Human3R: Everyone Everywhere All at Once
Abstract
We present Human3R, a unified, feed-forward framework for online 4D human-scene reconstruction, in the world coordinate frame, from casually captured monocular videos. Unlike previous approaches that rely on multi-stage pipelines, iterative contact-aware refinement between humans and scenes, and heavy dependencies (i.e., human detection and cropping, tracking, segmentation, camera pose or metric depth estimation, SLAM for 3D scenes, local human mesh recovery, etc.), Human3R jointly recovers global multi-person SMPL-X bodies (“everyone”), dense 3D scene geometry (“everywhere”), and camera trajectories in a single forward pass (“all-at-once”). Our method builds upon the 4D reconstruction foundation model CUT3R, and leverages parameter-efficient visual prompt tuning to preserve its original rich spatiotemporal priors while enabling direct readout of SMPL-X parameters. To further improve the accuracy of global human pose and shape estimation, we introduce a bottom-up (one-shot) multi-person SMPL-X regressor, trained on human-specific datasets. By removing heavy dependencies and iterative refinement, and only training on a relatively small-scale synthetic dataset, BEDLAM, Human3R achieves state-of-the-art performance with remarkable efficiency: it requires just one day of training on a single consumer GPU (NVIDIA RTX 4090) and operates in real time (15 FPS) with a low memory footprint (8 GB). Extensive experiments demonstrate that Human3R delivers state-of-the-art or competitive performance, across all relevant tasks, including global human motion estimation, local human mesh recovery, video depth estimation, and camera pose estimation, with a single unified model.

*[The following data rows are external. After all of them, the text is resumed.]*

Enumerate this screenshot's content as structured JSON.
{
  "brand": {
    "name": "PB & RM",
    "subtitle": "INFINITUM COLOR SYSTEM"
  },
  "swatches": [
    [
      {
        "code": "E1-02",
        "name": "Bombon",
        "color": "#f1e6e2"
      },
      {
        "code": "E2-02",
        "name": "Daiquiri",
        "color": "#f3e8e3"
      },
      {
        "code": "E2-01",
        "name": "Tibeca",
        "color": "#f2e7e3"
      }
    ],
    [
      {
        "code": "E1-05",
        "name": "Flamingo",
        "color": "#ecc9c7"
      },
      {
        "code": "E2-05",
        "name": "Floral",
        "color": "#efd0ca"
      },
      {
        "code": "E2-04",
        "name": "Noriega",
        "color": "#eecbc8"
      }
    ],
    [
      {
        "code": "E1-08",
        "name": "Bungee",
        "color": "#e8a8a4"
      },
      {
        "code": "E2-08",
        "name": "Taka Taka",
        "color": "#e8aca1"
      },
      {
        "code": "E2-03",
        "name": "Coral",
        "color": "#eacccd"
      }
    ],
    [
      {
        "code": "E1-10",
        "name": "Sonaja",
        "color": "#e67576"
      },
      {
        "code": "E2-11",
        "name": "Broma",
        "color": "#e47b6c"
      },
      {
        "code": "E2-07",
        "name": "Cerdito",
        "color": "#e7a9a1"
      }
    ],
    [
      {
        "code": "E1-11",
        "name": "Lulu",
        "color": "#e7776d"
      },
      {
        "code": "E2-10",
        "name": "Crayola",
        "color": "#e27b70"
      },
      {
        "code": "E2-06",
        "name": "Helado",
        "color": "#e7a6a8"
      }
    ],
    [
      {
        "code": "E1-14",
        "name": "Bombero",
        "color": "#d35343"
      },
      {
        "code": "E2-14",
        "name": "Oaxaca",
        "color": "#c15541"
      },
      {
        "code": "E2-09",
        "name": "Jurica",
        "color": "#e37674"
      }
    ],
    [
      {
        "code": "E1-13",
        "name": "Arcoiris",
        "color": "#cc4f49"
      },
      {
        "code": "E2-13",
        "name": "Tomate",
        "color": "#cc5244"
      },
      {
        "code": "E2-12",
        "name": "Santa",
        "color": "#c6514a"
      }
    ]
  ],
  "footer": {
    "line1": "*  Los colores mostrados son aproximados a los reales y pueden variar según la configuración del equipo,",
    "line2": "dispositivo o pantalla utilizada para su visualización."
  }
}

In summary, Human3R achieves one unified model, one-stage inference, one-shot multi-person estimation, and requires just one day of training on one GPU — enabling real-time, online processing of streaming inputs. We hope that Human3R will serve as a simple yet effective baseline, which can be easily extended by other researchers for new applications, such as 6D object pose estimation (“everything”), thereby facilitating future research in this direction. Code and models will be made publicly available.